Imran Khan has been saying there should be a uniform system of education in Pakistan. Instead, there are three: state sector, private sector and madrassa. Someone has applied a gloss to his thinking: we are producing three types of educated individuals who tend not to agree in their attitudes. Somehow, uniformity of thinking is the criterion; and Pakistan will be better off if everybody thought the same and did not differ.
For some, it is wrong that the private sector stream is where only the privileged are educated. It offends their egalitarian view to see the poor remain outside the ambit of good-quality education. But the private stream of education is not only for the rich; some low-grade English-medium schools cater to the middle and lower middle classes as well. That’s the way it has always been in Islam’s historic madrassas too.
Three nations under Raj
Those who point to “three nations” being nurtured by the trifurcated system remain too scared of the non-state actors to criticize the madrassa system. Given that Pakistan’s ideology continues to converge to stringency of faith, the madrassa may be the utopian locus to aspire to. Currently, the mind is focused on how to reduce the salience of the “unbridled” private sector education, which makes its pupils take “foreign exams.”
The state-run system is either dead or dying because of the declining outreach capacity of the provinces and a derelict teaching community. Research shows that the private sector English-medium institutions—where all subjects are taught in English—have better teachers. Circumstances have pushed parents to lean on this system to make their children more suitable for the job market which, in turn, interfaces more than ever before with the global job market.
One critic of the “three streams” could not hide his offense at the English medium schools “aspiring to multinationals instead of state employment.” (It is true that universities such as LUMS have lowered the quality of civil service by attracting the good graduates to the private sector; but this has happened in India too.) Normally, anyone would think of upgrading the state sector instead of punishing the private sector.

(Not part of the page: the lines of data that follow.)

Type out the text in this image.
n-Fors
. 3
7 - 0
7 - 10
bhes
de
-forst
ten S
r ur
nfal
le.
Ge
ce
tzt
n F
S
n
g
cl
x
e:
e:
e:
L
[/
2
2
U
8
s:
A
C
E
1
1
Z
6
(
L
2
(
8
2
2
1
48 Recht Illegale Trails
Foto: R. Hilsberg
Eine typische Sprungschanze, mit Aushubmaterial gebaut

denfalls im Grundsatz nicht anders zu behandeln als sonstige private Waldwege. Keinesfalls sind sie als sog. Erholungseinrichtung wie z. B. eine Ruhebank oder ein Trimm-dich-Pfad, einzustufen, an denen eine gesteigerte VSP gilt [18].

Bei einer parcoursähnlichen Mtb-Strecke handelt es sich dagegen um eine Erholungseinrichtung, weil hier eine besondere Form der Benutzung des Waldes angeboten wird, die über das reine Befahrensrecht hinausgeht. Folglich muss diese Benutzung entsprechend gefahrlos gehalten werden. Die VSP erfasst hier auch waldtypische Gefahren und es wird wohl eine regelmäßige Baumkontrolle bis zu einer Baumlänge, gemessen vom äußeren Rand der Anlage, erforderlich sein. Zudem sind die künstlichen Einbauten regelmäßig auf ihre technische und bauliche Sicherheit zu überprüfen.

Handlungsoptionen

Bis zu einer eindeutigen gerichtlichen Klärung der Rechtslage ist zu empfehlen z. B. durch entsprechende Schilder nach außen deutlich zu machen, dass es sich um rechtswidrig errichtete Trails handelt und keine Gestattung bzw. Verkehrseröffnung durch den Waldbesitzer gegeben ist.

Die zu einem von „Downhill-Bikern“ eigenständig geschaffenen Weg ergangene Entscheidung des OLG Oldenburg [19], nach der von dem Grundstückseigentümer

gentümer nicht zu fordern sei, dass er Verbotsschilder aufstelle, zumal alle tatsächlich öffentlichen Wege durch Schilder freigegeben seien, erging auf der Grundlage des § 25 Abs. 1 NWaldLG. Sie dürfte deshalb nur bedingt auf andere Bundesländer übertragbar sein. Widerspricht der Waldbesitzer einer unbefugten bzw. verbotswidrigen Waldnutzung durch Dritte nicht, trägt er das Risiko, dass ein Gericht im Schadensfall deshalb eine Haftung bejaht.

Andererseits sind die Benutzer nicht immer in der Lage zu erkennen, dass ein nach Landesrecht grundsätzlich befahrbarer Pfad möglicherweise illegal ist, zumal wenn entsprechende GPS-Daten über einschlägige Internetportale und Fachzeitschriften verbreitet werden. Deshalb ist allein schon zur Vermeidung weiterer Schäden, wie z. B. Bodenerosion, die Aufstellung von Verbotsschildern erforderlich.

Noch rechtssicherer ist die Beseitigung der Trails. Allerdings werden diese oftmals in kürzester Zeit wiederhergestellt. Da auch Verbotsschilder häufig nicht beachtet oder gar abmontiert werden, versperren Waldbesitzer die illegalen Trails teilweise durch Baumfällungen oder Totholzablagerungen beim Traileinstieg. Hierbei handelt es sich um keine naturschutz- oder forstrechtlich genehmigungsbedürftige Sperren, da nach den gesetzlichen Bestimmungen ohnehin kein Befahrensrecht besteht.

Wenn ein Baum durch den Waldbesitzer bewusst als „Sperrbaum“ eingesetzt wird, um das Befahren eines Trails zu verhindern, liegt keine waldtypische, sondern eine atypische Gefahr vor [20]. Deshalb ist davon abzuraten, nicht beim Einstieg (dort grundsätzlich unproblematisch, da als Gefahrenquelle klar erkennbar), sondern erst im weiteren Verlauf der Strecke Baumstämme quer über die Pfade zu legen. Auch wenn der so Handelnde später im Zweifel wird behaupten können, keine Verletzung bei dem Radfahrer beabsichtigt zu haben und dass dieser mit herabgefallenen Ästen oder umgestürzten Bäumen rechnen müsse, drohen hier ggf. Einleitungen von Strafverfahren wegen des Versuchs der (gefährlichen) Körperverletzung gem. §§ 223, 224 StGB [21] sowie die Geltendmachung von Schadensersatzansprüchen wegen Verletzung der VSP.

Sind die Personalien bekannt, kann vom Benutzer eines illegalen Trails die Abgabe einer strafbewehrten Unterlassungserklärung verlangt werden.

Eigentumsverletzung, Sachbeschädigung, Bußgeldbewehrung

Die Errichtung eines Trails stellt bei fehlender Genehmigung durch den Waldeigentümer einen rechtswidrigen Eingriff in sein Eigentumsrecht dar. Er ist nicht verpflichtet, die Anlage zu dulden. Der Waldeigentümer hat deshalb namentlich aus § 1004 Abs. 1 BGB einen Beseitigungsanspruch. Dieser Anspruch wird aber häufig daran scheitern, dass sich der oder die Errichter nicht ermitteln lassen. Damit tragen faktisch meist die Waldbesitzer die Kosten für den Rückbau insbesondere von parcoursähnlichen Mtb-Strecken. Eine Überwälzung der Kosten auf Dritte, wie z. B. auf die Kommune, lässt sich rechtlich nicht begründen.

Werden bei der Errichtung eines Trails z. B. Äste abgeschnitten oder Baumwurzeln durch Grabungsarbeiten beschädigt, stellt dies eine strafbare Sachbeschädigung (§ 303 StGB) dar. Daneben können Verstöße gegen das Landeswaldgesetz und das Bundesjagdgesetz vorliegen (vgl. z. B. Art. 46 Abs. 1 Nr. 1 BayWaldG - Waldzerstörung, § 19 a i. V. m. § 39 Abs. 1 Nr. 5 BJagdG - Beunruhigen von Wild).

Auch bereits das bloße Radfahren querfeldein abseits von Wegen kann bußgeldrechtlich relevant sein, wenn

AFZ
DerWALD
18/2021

Pakistan has often been called a “state without a nation” meaning that it is a geographic unit without much cohesion among the people who live in it. Pakistan first became conscious of it after 1947, and soon found its cure in One Unit, which wiped out the provinces and their regional identities. After that, ideology was roped in to create the unity the state lacked. Today, Pakistan remains nation-less. We tried unity. Let us give diversity a chance and align ourselves with the globally accepted norm of scientific knowledge pointed out by Noam Chomsky.